UM VÁCUO NA IMAGINAÇÃO DAS COISAS
Ou, quanta coisa maluca passa na cabeça de quem se mete a escrever
coisas.
Leon
Alfonsin Vagliengo
Naquela noite de instrução literária, tentei, em vão, escrever
coisas em que aparecesse a palavra “coisa”, porque era a tarefa a ser realizada
em aula. Eu teria só coisa de vinte minutos, mas achei que a coisa seria
moleza. Porém, não poderia ser qualquer coisa sobre uma coisa qualquer, porque
era um exercício de escrita, a coisa toda tinha que ser bem pensada.

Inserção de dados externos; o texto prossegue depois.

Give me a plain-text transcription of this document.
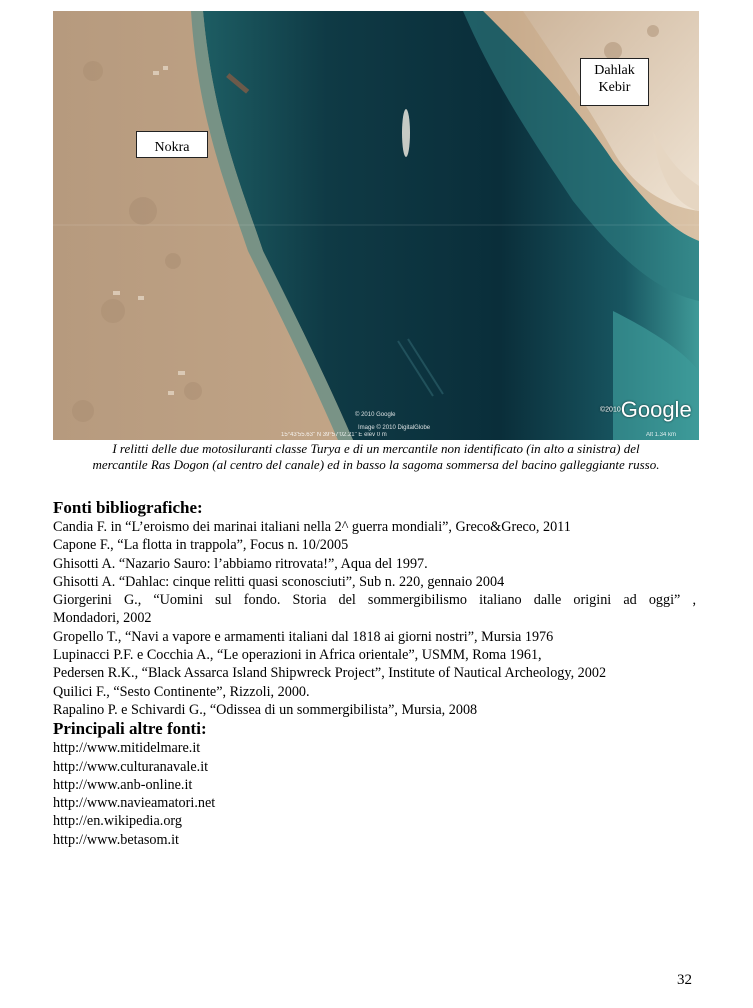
Dahlak
Kebir
Nokra
© 2010 Google
Image © 2010 DigitalGlobe
15°43'55.63" N 39°57'02.21" E elev 0 m	Alt 1.34 km
©2010Google
I relitti delle due motosiluranti classe Turya e di un mercantile non identificato (in alto a sinistra) del
mercantile Ras Dogon (al centro del canale) ed in basso la sagoma sommersa del bacino galleggiante russo.
Fonti bibliografiche:

Candia F. in “L’eroismo dei marinai italiani nella 2^ guerra mondiali”, Greco&Greco, 2011

Capone F., “La flotta in trappola”, Focus n. 10/2005

Ghisotti A. “Nazario Sauro: l’abbiamo ritrovata!”, Aqua del 1997.

Ghisotti A. “Dahlac: cinque relitti quasi sconosciuti”, Sub n. 220, gennaio 2004

Giorgerini G., “Uomini sul fondo. Storia del sommergibilismo italiano dalle origini ad oggi” ,

Mondadori, 2002

Gropello T., “Navi a vapore e armamenti italiani dal 1818 ai giorni nostri”, Mursia 1976

Lupinacci P.F. e Cocchia A., “Le operazioni in Africa orientale”, USMM, Roma 1961,

Pedersen R.K., “Black Assarca Island Shipwreck Project”, Institute of Nautical Archeology, 2002

Quilici F., “Sesto Continente”, Rizzoli, 2000.

Rapalino P. e Schivardi G., “Odissea di un sommergibilista”, Mursia, 2008

Principali altre fonti:

http://www.mitidelmare.it

http://www.culturanavale.it

http://www.anb-online.it

http://www.navieamatori.net

http://en.wikipedia.org

http://www.betasom.it

32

Mas — que coisa! — Não me vinha à mente coisa alguma, o vazio
predominava. Mesmo tentando alguma coisa forçada, nenhum sucesso, e o tempo ia
passando. A coisa estava ficando feia
para mim.
Teria
que inventar alguma coisa para cumprir a tarefa, mas... qual! Nada! Não
aparecia nem uma coisiquinha nas minhas ideias que me permitisse agradar à
professora e não terminar a aula em branco, o que seria uma coisa muito chata.
Pensei
em usar derivativos da coisa, como o verbo coisar, mas o meu sentimento de
censura me fez pensar que poderia dar uma conotação, assim... meio impudica.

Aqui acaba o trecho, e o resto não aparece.